As potências ocidentais Coreia do Sul e Ucrânia acusam Pyongyang de enviar armas a Moscou para a ofensiva na Ucrânia, em violação das sanções impostas pela ONU à Coreia do Norte.
Washington e Seul afirmam que, em troca, a Rússia forneceu ajuda a Pyongyang para o seu programa de satélites e enviou ajuda para enfrentar a escassez alimentar do país.
A Rússia e a Coreia do Norte negam que as armas de Pyongyang sejam usadas na Ucrânia.

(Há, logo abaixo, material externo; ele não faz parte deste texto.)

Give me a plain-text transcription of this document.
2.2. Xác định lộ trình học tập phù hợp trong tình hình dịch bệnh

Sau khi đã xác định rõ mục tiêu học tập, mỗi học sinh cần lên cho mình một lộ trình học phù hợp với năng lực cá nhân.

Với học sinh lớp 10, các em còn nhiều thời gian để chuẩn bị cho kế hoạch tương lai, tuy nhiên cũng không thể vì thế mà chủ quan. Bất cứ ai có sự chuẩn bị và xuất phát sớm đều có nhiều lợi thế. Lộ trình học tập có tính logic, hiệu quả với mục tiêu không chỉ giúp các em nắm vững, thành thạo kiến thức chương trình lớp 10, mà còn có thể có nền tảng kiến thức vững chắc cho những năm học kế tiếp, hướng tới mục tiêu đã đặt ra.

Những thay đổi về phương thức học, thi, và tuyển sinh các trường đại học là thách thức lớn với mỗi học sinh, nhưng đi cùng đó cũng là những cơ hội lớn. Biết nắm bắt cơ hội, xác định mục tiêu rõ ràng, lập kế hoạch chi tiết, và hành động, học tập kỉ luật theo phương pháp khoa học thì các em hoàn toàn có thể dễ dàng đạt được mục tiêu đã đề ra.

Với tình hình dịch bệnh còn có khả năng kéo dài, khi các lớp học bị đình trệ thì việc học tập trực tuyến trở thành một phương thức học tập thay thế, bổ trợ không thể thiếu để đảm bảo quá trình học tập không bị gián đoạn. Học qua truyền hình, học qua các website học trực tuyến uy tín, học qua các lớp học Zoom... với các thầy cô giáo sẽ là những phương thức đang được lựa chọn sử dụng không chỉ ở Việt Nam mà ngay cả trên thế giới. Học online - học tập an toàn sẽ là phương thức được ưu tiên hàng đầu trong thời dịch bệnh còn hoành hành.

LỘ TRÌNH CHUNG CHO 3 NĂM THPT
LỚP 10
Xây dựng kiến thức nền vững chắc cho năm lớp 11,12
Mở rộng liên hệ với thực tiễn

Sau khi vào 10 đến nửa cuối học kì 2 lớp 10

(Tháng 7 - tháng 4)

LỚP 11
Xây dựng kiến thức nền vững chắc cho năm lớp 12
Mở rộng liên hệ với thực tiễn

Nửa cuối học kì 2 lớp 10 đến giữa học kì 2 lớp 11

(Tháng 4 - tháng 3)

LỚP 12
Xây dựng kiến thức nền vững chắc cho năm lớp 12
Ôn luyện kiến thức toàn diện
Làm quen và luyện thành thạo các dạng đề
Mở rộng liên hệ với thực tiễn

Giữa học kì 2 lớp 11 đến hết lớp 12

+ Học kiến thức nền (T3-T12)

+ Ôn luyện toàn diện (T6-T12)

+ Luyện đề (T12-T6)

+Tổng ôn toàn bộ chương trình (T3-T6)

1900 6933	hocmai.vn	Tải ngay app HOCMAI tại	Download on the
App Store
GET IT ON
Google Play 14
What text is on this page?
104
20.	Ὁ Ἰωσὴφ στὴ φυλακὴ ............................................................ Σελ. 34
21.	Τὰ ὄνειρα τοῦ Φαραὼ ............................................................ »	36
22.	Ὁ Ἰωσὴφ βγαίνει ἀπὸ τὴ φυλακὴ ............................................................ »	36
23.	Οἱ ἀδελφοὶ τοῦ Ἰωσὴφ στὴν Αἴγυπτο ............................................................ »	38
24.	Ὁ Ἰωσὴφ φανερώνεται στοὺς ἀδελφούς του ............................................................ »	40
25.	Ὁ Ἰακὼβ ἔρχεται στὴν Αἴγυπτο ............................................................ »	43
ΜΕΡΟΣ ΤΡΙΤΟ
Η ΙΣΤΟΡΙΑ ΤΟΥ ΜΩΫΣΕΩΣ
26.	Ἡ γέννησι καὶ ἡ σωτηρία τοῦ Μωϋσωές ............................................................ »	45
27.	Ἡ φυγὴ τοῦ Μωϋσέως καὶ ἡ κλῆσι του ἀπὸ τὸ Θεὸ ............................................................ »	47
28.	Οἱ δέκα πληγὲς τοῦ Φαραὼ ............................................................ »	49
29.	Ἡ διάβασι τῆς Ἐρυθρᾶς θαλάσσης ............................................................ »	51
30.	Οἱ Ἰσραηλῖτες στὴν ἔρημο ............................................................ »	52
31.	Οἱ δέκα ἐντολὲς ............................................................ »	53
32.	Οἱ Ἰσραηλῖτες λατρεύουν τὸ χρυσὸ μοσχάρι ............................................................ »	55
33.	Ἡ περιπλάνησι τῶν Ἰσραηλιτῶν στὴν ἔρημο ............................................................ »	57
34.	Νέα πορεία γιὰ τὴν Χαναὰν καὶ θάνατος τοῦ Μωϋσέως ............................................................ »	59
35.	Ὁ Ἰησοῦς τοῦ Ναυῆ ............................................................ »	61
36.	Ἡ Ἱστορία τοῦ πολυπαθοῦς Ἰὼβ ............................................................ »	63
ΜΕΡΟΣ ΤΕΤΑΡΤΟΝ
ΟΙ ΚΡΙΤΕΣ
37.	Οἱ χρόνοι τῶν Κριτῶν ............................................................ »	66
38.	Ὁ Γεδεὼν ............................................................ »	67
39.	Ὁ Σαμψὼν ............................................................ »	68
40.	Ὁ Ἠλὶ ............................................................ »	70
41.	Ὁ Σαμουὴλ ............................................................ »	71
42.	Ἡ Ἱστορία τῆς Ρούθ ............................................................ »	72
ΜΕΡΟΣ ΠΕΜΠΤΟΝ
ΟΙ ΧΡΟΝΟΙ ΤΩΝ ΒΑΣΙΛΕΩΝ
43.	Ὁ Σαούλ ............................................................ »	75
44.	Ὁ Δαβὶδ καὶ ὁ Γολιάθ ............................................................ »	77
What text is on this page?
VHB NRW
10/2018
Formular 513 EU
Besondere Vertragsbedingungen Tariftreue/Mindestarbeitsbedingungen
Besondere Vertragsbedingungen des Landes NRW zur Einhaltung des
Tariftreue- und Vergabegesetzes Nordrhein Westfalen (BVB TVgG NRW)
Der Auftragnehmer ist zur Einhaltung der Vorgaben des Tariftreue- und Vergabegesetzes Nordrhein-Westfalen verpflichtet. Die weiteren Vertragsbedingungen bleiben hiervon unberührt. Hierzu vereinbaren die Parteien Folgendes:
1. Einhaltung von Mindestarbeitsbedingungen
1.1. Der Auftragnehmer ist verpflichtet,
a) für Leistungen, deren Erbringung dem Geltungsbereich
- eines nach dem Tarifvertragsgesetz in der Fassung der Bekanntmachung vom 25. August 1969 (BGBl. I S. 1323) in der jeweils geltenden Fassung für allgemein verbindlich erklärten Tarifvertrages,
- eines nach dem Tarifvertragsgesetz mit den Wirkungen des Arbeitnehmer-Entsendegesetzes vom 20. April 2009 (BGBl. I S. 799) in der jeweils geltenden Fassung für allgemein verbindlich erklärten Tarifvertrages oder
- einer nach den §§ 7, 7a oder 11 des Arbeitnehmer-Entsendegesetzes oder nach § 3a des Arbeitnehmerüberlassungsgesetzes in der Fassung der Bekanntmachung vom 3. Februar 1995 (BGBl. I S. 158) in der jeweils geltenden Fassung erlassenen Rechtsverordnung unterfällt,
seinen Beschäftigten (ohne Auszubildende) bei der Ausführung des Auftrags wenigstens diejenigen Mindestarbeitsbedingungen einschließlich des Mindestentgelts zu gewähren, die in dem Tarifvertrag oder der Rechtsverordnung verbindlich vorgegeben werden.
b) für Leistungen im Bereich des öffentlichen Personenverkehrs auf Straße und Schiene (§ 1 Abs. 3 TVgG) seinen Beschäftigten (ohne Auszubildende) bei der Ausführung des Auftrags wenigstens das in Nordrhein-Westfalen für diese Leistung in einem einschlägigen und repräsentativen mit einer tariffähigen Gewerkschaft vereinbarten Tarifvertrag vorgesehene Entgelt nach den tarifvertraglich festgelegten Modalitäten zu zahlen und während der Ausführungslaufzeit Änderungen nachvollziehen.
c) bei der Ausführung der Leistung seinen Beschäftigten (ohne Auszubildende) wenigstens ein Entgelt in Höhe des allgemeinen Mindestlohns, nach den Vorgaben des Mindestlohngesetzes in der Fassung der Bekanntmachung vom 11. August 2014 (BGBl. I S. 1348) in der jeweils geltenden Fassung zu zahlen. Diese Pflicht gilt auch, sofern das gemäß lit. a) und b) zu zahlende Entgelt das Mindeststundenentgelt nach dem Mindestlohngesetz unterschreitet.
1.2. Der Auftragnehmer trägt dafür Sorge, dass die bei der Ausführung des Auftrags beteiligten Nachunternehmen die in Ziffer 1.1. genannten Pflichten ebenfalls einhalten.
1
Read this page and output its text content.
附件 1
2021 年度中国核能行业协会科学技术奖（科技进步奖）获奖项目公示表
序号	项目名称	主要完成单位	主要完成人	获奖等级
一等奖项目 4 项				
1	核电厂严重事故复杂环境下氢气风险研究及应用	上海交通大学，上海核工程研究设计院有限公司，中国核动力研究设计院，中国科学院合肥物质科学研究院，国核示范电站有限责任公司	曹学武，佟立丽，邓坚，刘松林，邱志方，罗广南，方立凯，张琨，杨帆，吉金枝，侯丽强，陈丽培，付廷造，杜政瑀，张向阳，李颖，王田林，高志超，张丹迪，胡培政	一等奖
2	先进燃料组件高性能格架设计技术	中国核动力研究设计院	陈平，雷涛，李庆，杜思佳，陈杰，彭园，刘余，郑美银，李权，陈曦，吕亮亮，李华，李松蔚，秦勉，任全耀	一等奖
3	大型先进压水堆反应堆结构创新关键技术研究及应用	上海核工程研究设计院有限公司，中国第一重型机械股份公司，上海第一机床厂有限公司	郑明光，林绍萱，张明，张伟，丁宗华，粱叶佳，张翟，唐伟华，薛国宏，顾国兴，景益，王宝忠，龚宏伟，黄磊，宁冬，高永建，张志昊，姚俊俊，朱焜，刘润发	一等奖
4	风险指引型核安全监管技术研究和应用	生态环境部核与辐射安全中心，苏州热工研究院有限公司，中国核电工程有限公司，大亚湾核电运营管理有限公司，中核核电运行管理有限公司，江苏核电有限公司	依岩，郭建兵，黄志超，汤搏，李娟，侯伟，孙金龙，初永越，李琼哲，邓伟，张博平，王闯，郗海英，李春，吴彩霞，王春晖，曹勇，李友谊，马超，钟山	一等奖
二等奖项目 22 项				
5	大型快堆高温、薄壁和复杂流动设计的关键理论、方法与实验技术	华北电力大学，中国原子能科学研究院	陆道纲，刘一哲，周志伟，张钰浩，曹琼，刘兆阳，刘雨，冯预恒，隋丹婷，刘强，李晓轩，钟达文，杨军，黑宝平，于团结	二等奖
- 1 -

Em março, Moscou utilizou o seu poder de veto no Conselho de Segurança da ONU para colocar fim ao sistema de acompanhamento das sanções impostas à Coreia do Norte, instauradas sobretudo devido ao programa nuclear de Pyongyang.
Na última quarta-feira, Kim Jong Un ressaltou os laços "inabaláveis, de irmãos de armas" entre seu país e a Rússia, que remontam ao período da União Soviética.
O líder norte-coreano afirmou em setembro de 2023, durante viagem à Rússia, que os laços com Moscou são a "prioridade número um" de seu país.
Analistas alertam que os testes e a produção de mísseis de artilharia e de cruzeiro por parte da Coreia do Norte foram intensificados, e poderiam ser fornecidos à Rússia em sua ofensiva na Ucrânia.
Esta é a segunda visita de Putin à Coreia do Norte, para onde viajou pela última vez há 25 anos, para se reunir com o pai de Kim Jong Un, Kim Jong-il.